After graduating from college in California in 2½ years, Broyles spent almost eight years in front of a TV camera — covering the state capitol — before going to law school at Oklahoma City University.
This will be the first time for Broyles to seek public office.
“I’m probably crazy for running against Jim Inhofe, but I am doing it anyway,” she said. “I never imagined running for office. I spent half my life either wanting to be a journalist or being one.”
She said she sought advise from former Gov. Brad Henry before launching her campaign.
“I called him to have him talk me out of running, but instead, it was exactly the opposite,” Broyles said. “I just think Jim Inhofe is everything that is wrong with Washington, D.C.”

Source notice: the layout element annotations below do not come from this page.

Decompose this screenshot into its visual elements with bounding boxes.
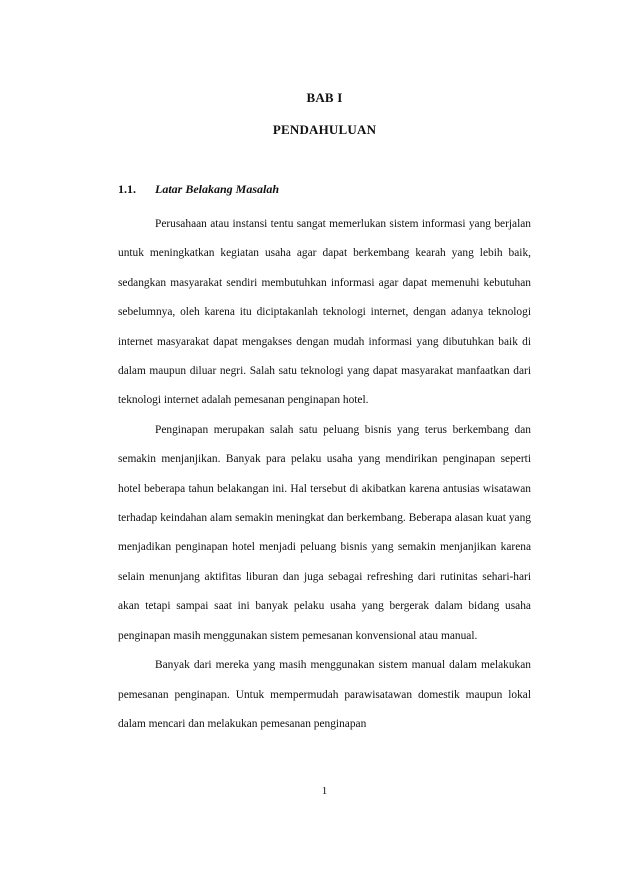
page-number: 1	[321, 785, 328, 797]
section-number: 1.1.	[118, 182, 136, 196]
section-heading	[118, 182, 531, 197]
chapter-number: BAB I	[306, 90, 343, 105]
paragraph: Penginapan merupakan salah satu peluang bisnis yang terus berkembang dan semakin menjanjikan. Banyak para pelaku usaha yang mendirikan penginapan seperti hotel beberapa tahun belakangan ini. Hal tersebut di akibatkan karena antusias wisatawan terhadap keindahan alam semakin meningkat dan berkembang. Beberapa alasan kuat yang menjadikan penginapan hotel menjadi peluang bisnis yang semakin menjanjikan karena selain menunjang aktifitas liburan dan juga sebagai refreshing dari rutinitas sehari-hari akan tetapi sampai saat ini banyak pelaku usaha yang bergerak dalam bidang usaha penginapan masih menggunakan sistem pemesanan konvensional atau manual.	[118, 423, 531, 642]
body-text	[118, 210, 531, 739]
paragraph: Perusahaan atau instansi tentu sangat memerlukan sistem informasi yang berjalan untuk meningkatkan kegiatan usaha agar dapat berkembang kearah yang lebih baik, sedangkan masyarakat sendiri membutuhkan informasi agar dapat memenuhi kebutuhan sebelumnya, oleh karena itu diciptakanlah teknologi internet, dengan adanya teknologi internet masyarakat dapat mengakses dengan mudah informasi yang dibutuhkan baik di dalam maupun diluar negri. Salah satu teknologi yang dapat masyarakat manfaatkan dari teknologi internet adalah pemesanan penginapan hotel.	[118, 218, 531, 407]
chapter-title: PENDAHULUAN	[272, 122, 377, 137]
paragraph: Banyak dari mereka yang masih menggunakan sistem manual dalam melakukan pemesanan penginapan. Untuk mempermudah parawisatawan domestik maupun lokal dalam mencari dan melakukan pemesanan penginapan	[118, 659, 531, 730]
section-title: Latar Belakang Masalah	[155, 182, 280, 196]
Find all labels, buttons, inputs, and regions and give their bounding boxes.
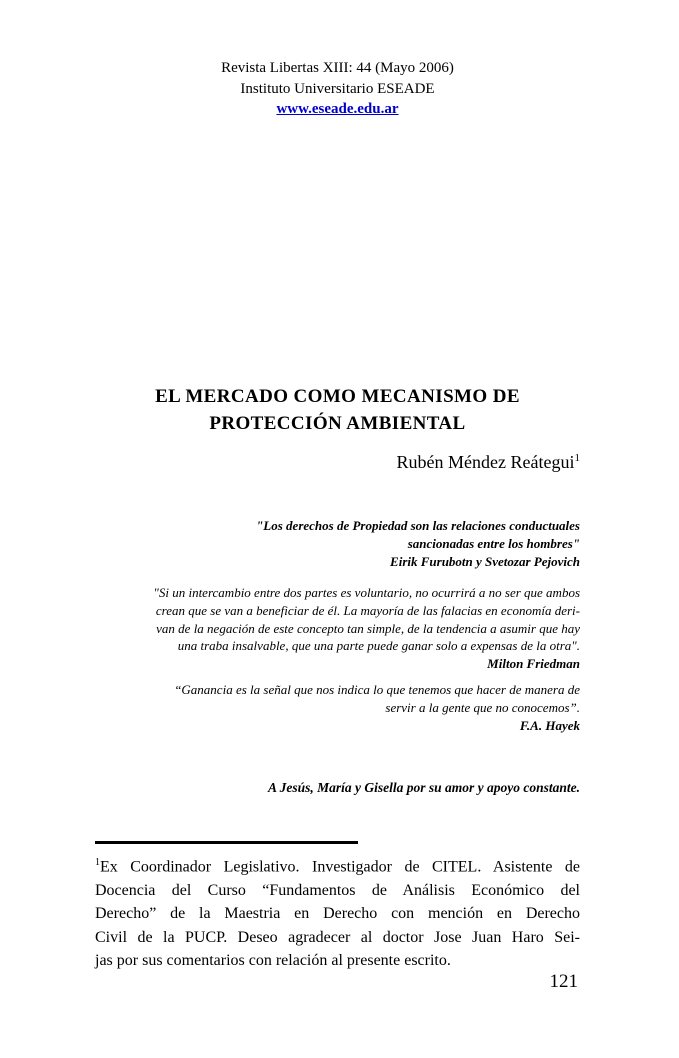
quote-line: "Los derechos de Propiedad son las relaciones conductuales	[256, 518, 580, 533]
footnote	[95, 851, 580, 973]
footnote-line: Derecho” de la Maestria en Derecho con mención en Derecho	[95, 905, 580, 923]
footnote-line: Docencia del Curso “Fundamentos de Análisis Económico del	[95, 881, 580, 899]
author-footnote-ref: 1	[574, 452, 580, 464]
quote-line: “Ganancia es la señal que nos indica lo que tenemos que hacer de manera de	[174, 682, 580, 697]
journal-header	[95, 58, 580, 120]
footnote-text: Ex Coordinador Legislativo. Investigador de CITEL. Asistente de	[100, 858, 580, 876]
quote-line: una traba insalvable, que una parte puede ganar solo a expensas de la otra".	[177, 638, 580, 654]
quote-attribution: Milton Friedman	[487, 656, 580, 672]
article-title-line1: EL MERCADO COMO MECANISMO DE	[155, 386, 520, 407]
quote-line: crean que se van a beneficiar de él. La mayoría de las falacias en economía deri-	[155, 602, 580, 618]
quote-line: sancionadas entre los hombres"	[407, 535, 580, 551]
quote-line: servir a la gente que no conocemos”.	[385, 699, 580, 715]
institute-name: Instituto Universitario ESEADE	[240, 80, 435, 97]
article-title	[95, 383, 580, 437]
footnote-marker: 1	[95, 857, 100, 868]
author-name: Rubén Méndez Reátegui	[396, 452, 575, 472]
quote-attribution: F.A. Hayek	[519, 717, 580, 733]
journal-link[interactable]: www.eseade.edu.ar	[276, 101, 399, 117]
epigraph-quote-furubotn-pejovich	[95, 517, 580, 570]
journal-name: Revista Libertas XIII: 44 (Mayo 2006)	[221, 60, 454, 76]
quote-attribution: Eirik Furubotn y Svetozar Pejovich	[390, 553, 580, 569]
epigraph-quote-friedman	[95, 584, 580, 673]
quote-line: van de la negación de este concepto tan simple, de la tendencia a asumir que hay	[156, 620, 580, 636]
author-line	[95, 452, 580, 473]
footnote-line: Civil de la PUCP. Deseo agradecer al doctor Jose Juan Haro Sei-	[95, 928, 580, 946]
epigraph-quote-hayek	[95, 681, 580, 734]
quote-line: "Si un intercambio entre dos partes es voluntario, no ocurrirá a no ser que ambos	[153, 585, 580, 600]
journal-link-row	[95, 99, 580, 120]
footnote-line: jas por sus comentarios con relación al presente escrito.	[95, 952, 451, 970]
page-number: 121	[549, 971, 578, 992]
footnote-separator	[95, 841, 358, 844]
article-title-line2: PROTECCIÓN AMBIENTAL	[209, 413, 466, 434]
dedication: A Jesús, María y Gisella por su amor y apoyo constante.	[267, 780, 580, 795]
footnote-line	[95, 851, 580, 879]
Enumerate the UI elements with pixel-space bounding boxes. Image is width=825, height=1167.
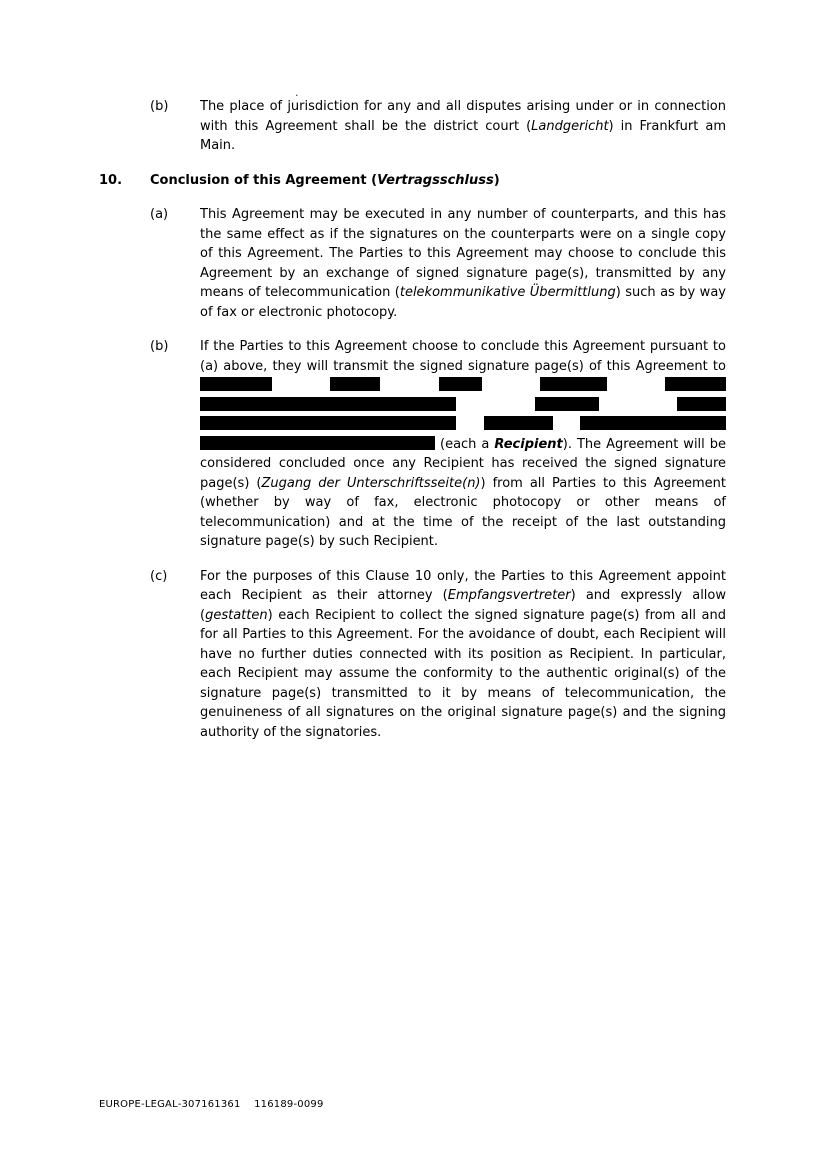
redaction-bar <box>540 377 607 391</box>
text-segment: For the purposes of this Clause 10 only, the Parties to this Agreement appoint each Recipient as their attorney ( <box>200 568 726 603</box>
redaction-bar <box>535 397 599 411</box>
redaction-bar <box>484 416 553 430</box>
redaction-bar <box>330 377 380 391</box>
redaction-bar <box>677 397 726 411</box>
paragraph-label: (a) <box>150 207 169 222</box>
text-segment: Empfangsvertreter <box>447 588 571 603</box>
paragraph <box>99 205 726 322</box>
text-segment: The place of jurisdiction for any and all disputes arising under or in connection with this Agreement shall be the district court ( <box>200 99 726 134</box>
paragraph <box>99 337 726 552</box>
text-segment: ) each Recipient to collect the signed signature page(s) from all and for all Parties to this Agreement. For the avoidance of doubt, each Recipient will have no further duties connected with its position as Recipient. In particular, each Recipient may assume the conformity to the authentic original(s) of the signature page(s) transmitted to it by means of telecommunication, the genuineness of all signatures on the original signature page(s) and the signing authority of the signatories. <box>200 607 726 740</box>
document-body <box>99 97 726 757</box>
text-segment: ) from all Parties to this Agreement (whether by way of fax, electronic photocopy or other means of telecommunication) and at the time of the receipt of the last outstanding signature page(s) by such Recipient. <box>200 475 726 549</box>
paragraph <box>99 97 726 156</box>
text-segment: ) and expressly allow ( <box>200 588 726 623</box>
redaction-bar <box>665 377 726 391</box>
redaction-bar <box>200 436 435 450</box>
footer-reference: EUROPE-LEGAL-307161361 116189-0099 <box>99 1099 324 1110</box>
text-segment: Conclusion of this Agreement ( <box>150 172 378 188</box>
text-segment: ) such as by way of fax or electronic photocopy. <box>200 285 726 320</box>
text-segment: If the Parties to this Agreement choose to conclude this Agreement pursuant to (a) above, they will transmit the signed signature page(s) of this Agreement to <box>200 339 726 374</box>
redaction-bar <box>439 377 482 391</box>
section-heading-text <box>150 171 726 191</box>
paragraph-text <box>200 337 726 552</box>
paragraph-text <box>200 205 726 322</box>
redaction-bar <box>200 397 456 411</box>
paragraph-label: (b) <box>150 339 169 354</box>
paragraph-text <box>200 97 726 156</box>
text-segment: Landgericht <box>531 118 609 134</box>
paragraph <box>99 567 726 743</box>
text-segment: Vertragsschluss <box>377 172 494 188</box>
text-segment: ). The Agreement will be considered concluded once any Recipient has received the signed signature page(s) ( <box>200 436 727 491</box>
text-segment: ) <box>493 172 500 188</box>
text-segment: Zugang der Unterschriftsseite(n) <box>261 475 481 491</box>
text-segment: ) in Frankfurt am Main. <box>200 118 726 153</box>
text-segment: telekommunikative Übermittlung <box>399 285 616 300</box>
redaction-bar <box>200 377 272 391</box>
paragraph-text <box>200 567 726 743</box>
section-number: 10. <box>99 172 123 188</box>
text-segment: gestatten <box>205 607 268 623</box>
section-heading <box>99 171 726 191</box>
text-segment: (each a <box>440 436 495 452</box>
paragraph-label: (b) <box>150 99 169 114</box>
redaction-bar <box>580 416 726 430</box>
text-segment: This Agreement may be executed in any number of counterparts, and this has the same effect as if the signatures on the counterparts were on a single copy of this Agreement. The Parties to this Agreement may choose to conclude this Agreement by an exchange of signed signature page(s), transmitted by any means of telecommunication ( <box>200 207 726 300</box>
text-segment: Recipient <box>494 436 563 452</box>
redaction-bar <box>200 416 456 430</box>
stray-mark: . <box>295 86 299 99</box>
paragraph-label: (c) <box>150 568 168 584</box>
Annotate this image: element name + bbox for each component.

A New York Times article several months ago that centered on Miami, Grand Lake water levels and Inhofe played a key role in convincing her to launch a campaign.
Healthcare will be the biggest platform in her campaign.
“Healthcare is just too expensive,” Broyles said. “Too many people choose to go without healthcare. I support having a public option, but I am not completely signed on to Medicare-for-all.”
If approved by voters, State Question 802, would expand Medicaid to cover certain low-income adults whose income does not exceed 133 percent of the federal poverty level.
She also is concerned about prescription costs and remedying the opioid crisis.